Widespread Panic

July 20

People ask me all the time, "Why do you listen to that Widespread Panic crap?" The worst part is that I usually have no intelligent response. I usually say, "Either you get it or you don't get it, plain and simple," even when I have three days to come up with a better answer. The Athens-based jam band has been around now for close to two decades and is basically a one-trick pony: They play live music, and they play it for a really long time. If you are totally oblivious to the band and its music, don't go see it; you'll just wonder why 10,000 kids are spinning around wildly and singing every word to what probably sounds like one three-hour-long song.

But if you do own any of their 10 albums, then every concert is special. I have attended about 60 shows, and each has been unique.
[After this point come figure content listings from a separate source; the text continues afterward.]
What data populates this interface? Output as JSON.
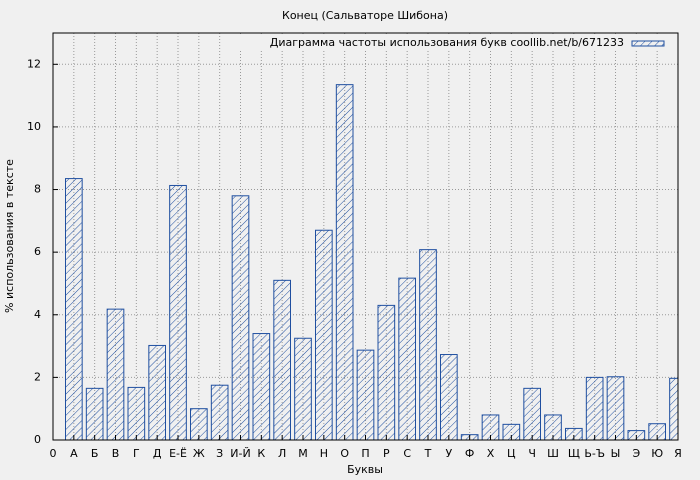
{
  "chart_data": {
    "type": "bar",
    "title": "Конец (Сальваторе Шибона)",
    "xlabel": "Буквы",
    "ylabel": "% использования в тексте",
    "x": [
      1,
      2,
      3,
      4,
      5,
      6,
      7,
      8,
      9,
      10,
      11,
      12,
      13,
      14,
      15,
      16,
      17,
      18,
      19,
      20,
      21,
      22,
      23,
      24,
      25,
      26,
      27,
      28,
      29,
      30
    ],
    "series": [
      {
        "name": "Диаграмма частоты использования букв coollib.net/b/671233",
        "color": "#1f4fa0",
        "values": [
          8.35,
          1.65,
          4.18,
          1.68,
          3.02,
          8.13,
          1.0,
          1.75,
          7.8,
          3.4,
          5.1,
          3.25,
          6.7,
          11.35,
          2.87,
          4.3,
          5.17,
          6.08,
          2.73,
          0.17,
          0.8,
          0.5,
          1.65,
          0.8,
          0.37,
          2.0,
          2.02,
          0.3,
          0.52,
          1.97
        ]
      }
    ],
    "xlim": [
      0,
      30
    ],
    "xticks": [
      0,
      {
        "value": 1,
        "label": "А"
      },
      {
        "value": 2,
        "label": "Б"
      },
      {
        "value": 3,
        "label": "В"
      },
      {
        "value": 4,
        "label": "Г"
      },
      {
        "value": 5,
        "label": "Д"
      },
      {
        "value": 6,
        "label": "Е-Ё"
      },
      {
        "value": 7,
        "label": "Ж"
      },
      {
        "value": 8,
        "label": "З"
      },
      {
        "value": 9,
        "label": "И-Й"
      },
      {
        "value": 10,
        "label": "К"
      },
      {
        "value": 11,
        "label": "Л"
      },
      {
        "value": 12,
        "label": "М"
      },
      {
        "value": 13,
        "label": "Н"
      },
      {
        "value": 14,
        "label": "О"
      },
      {
        "value": 15,
        "label": "П"
      },
      {
        "value": 16,
        "label": "Р"
      },
      {
        "value": 17,
        "label": "С"
      },
      {
        "value": 18,
        "label": "Т"
      },
      {
        "value": 19,
        "label": "У"
      },
      {
        "value": 20,
        "label": "Ф"
      },
      {
        "value": 21,
        "label": "Х"
      },
      {
        "value": 22,
        "label": "Ц"
      },
      {
        "value": 23,
        "label": "Ч"
      },
      {
        "value": 24,
        "label": "Ш"
      },
      {
        "value": 25,
        "label": "Щ"
      },
      {
        "value": 26,
        "label": "Ь-Ъ"
      },
      {
        "value": 27,
        "label": "Ы"
      },
      {
        "value": 28,
        "label": "Э"
      },
      {
        "value": 29,
        "label": "Ю"
      },
      {
        "value": 30,
        "label": "Я"
      }
    ],
    "ylim": [
      0,
      13
    ],
    "yticks": [
      0,
      2,
      4,
      6,
      8,
      10,
      12
    ],
    "grid": true,
    "legend": "top-right"
  }
}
You can catch the band three straight nights and never hear the same song, which for me is great, but for the average concertgoer who always expects to hear the greatest-hits package, it's a letdown. Widespread Panic sells very few albums, makes all its money off its live shows and has a rabid fan base eerily similar to the Grateful Dead's. The audience listens to Widespread, takes drugs, then listens to Widespread bootlegs in their cars--freaks and proud of it. The new album Ball pretty much sucks, but it doesn't take away from what they do onstage, which, to borrow a line from Tenacious D, rocks. So go at your own risk. You'll probably hate them and hate me for recommending them to you. But you can't deny that they're brilliant musicians and write songs that have some of the catchiest grooves this side of Ambrosia. Just don't ask me why I like them, and don't talk to me at the show. I might hit you while I'm spinning around.